Test retention tactics against a defined outcome
Organize retention tests by lifecycle stage and assign one primary KPI before each test begins.
| Lifecycle stage | Tactic to test | Primary KPI | Evaluation window |
|---|---|---|---|
| After the first visit | Beginner onboarding or rebooking prompt | Second-booking conversion | 30 days |
| Early repeat play | Level-based social matches or matchmaking | Players completing two subsequent sessions | 60 days |
| Sustained participation | Coaching, leagues, tournaments, or junior programs | Continued active status | 90 days |
| Inactivity | Targeted reactivation message | Reactivated-player rate | An illustrative club-selected 30 days after the message |
The reactivation window is a proposed measurement choice, not an industry standard. A club should select a period that fits its expected playing cadence and keep that rule consistent across comparable tests.
Secondary measures such as revenue, cancellations, and session frequency can provide context, but the primary success criterion should not change after results are available.
Establish a baseline and, where feasible, use a randomized holdout group, matched comparison cohort, or phased rollout. For example, the club could send a structured follow-up to a randomly selected share of eligible first-time players and compare their 30-day second-booking conversion with that of players receiving the normal experience.
Interpret results alongside court availability, seasonality, pricing changes, acquisition mix, and new-club novelty.

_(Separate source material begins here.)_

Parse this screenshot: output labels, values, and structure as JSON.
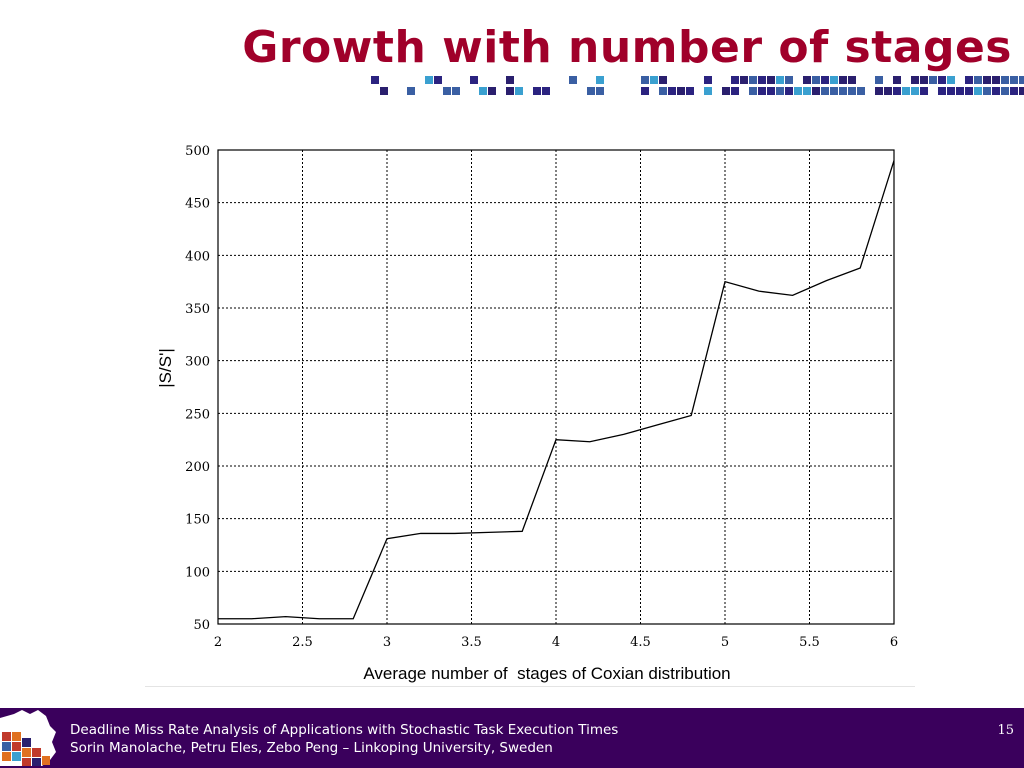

Beginner support, social matches, level-based matchmaking, coaching, leagues, tournaments, junior programming, rebooking prompts, and reactivation campaigns are reasonable tactics to test. The available evidence does not prove that any one of them increases padel club player retention.
Use market participation as context, not a retention benchmark
A USPA page summarizing the 2026 SFIA Topline Participation Report, using 2025 data, reported an estimated 1,073,000 U.S. padel players. That total included 835,000 people who played one to seven times and 238,000 who played eight or more times, according to the USPA summary of the SFIA findings.

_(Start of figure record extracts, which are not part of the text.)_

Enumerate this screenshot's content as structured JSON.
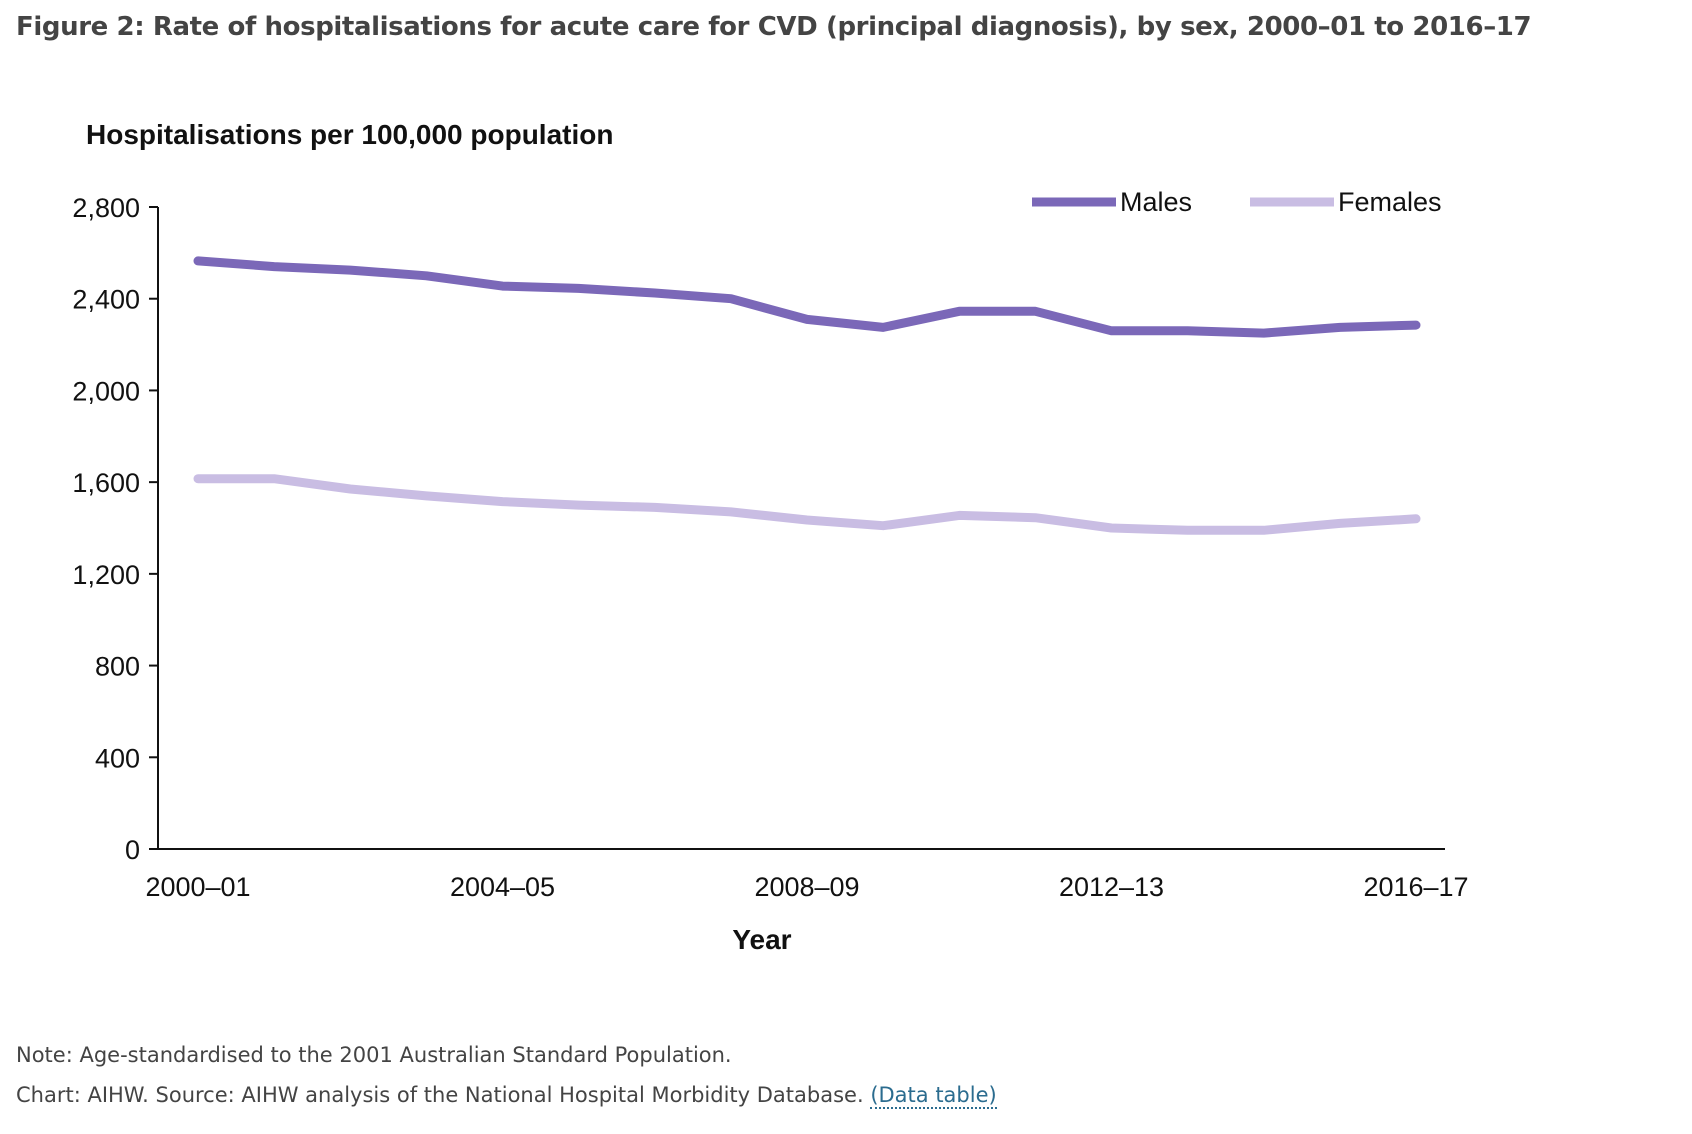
{
  "figure": {
    "title": "Figure 2: Rate of hospitalisations for acute care for CVD (principal diagnosis), by sex, 2000–01 to 2016–17",
    "note": "Note: Age-standardised to the 2001 Australian Standard Population.",
    "source": "Chart: AIHW. Source: AIHW analysis of the National Hospital Morbidity Database.",
    "data_table_link": "(Data table)"
  },
  "colors": {
    "males": "#7b68b8",
    "females": "#c9bde3",
    "axis": "#111111"
  },
  "chart_data": {
    "type": "line",
    "title": "",
    "ylabel": "Hospitalisations per 100,000 population",
    "xlabel": "Year",
    "ylim": [
      0,
      2800
    ],
    "yticks": [
      0,
      400,
      800,
      1200,
      1600,
      2000,
      2400,
      2800
    ],
    "ytick_labels": [
      "0",
      "400",
      "800",
      "1,200",
      "1,600",
      "2,000",
      "2,400",
      "2,800"
    ],
    "x": [
      "2000–01",
      "2001–02",
      "2002–03",
      "2003–04",
      "2004–05",
      "2005–06",
      "2006–07",
      "2007–08",
      "2008–09",
      "2009–10",
      "2010–11",
      "2011–12",
      "2012–13",
      "2013–14",
      "2014–15",
      "2015–16",
      "2016–17"
    ],
    "xtick_labels": [
      "2000–01",
      "2004–05",
      "2008–09",
      "2012–13",
      "2016–17"
    ],
    "legend": "top-right",
    "grid": false,
    "series": [
      {
        "name": "Males",
        "values": [
          2565,
          2540,
          2525,
          2500,
          2455,
          2445,
          2425,
          2400,
          2310,
          2275,
          2345,
          2345,
          2260,
          2260,
          2250,
          2275,
          2285
        ]
      },
      {
        "name": "Females",
        "values": [
          1615,
          1615,
          1570,
          1540,
          1515,
          1500,
          1490,
          1470,
          1435,
          1410,
          1455,
          1445,
          1400,
          1390,
          1390,
          1420,
          1440
        ]
      }
    ]
  }
}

The gap between occasional and more frequent participation suggests a possible opportunity to help people play more often. It does not measure repeat bookings or loyalty at a particular venue. Someone who plays eight or more times in a year may use several clubs or participate through tournaments, travel, and private events.
National participation figures cannot establish same-club retention. Overall membership growth cannot prove renewal either, because totals may rise through acquisition, expansion, or organizational enrollment. Renewal remains unknown without cohorts of members who actually reached a renewal point.
The available evidence establishes no credible padel-specific benchmark for second-booking conversion, churn, membership renewal, or customer lifetime value. Until comparable multi-club data exist, the most useful benchmark is the club’s own consistently defined cohort history.
Strong launch demand becomes meaningful only when identifiable first-time players return and remain active. Establish explicit definitions, follow mature acquisition cohorts for 30, 60, and 90 days, monitor capacity alongside player activity, and test each intervention against a predetermined KPI. Estimates, definitions, and uncertainty should remain visible—a principle consistent with Padel Figures’ stated practice of naming sources and marking estimates—rather than being replaced by false precision based on chat-group size, participation growth, or an unsupported industry average.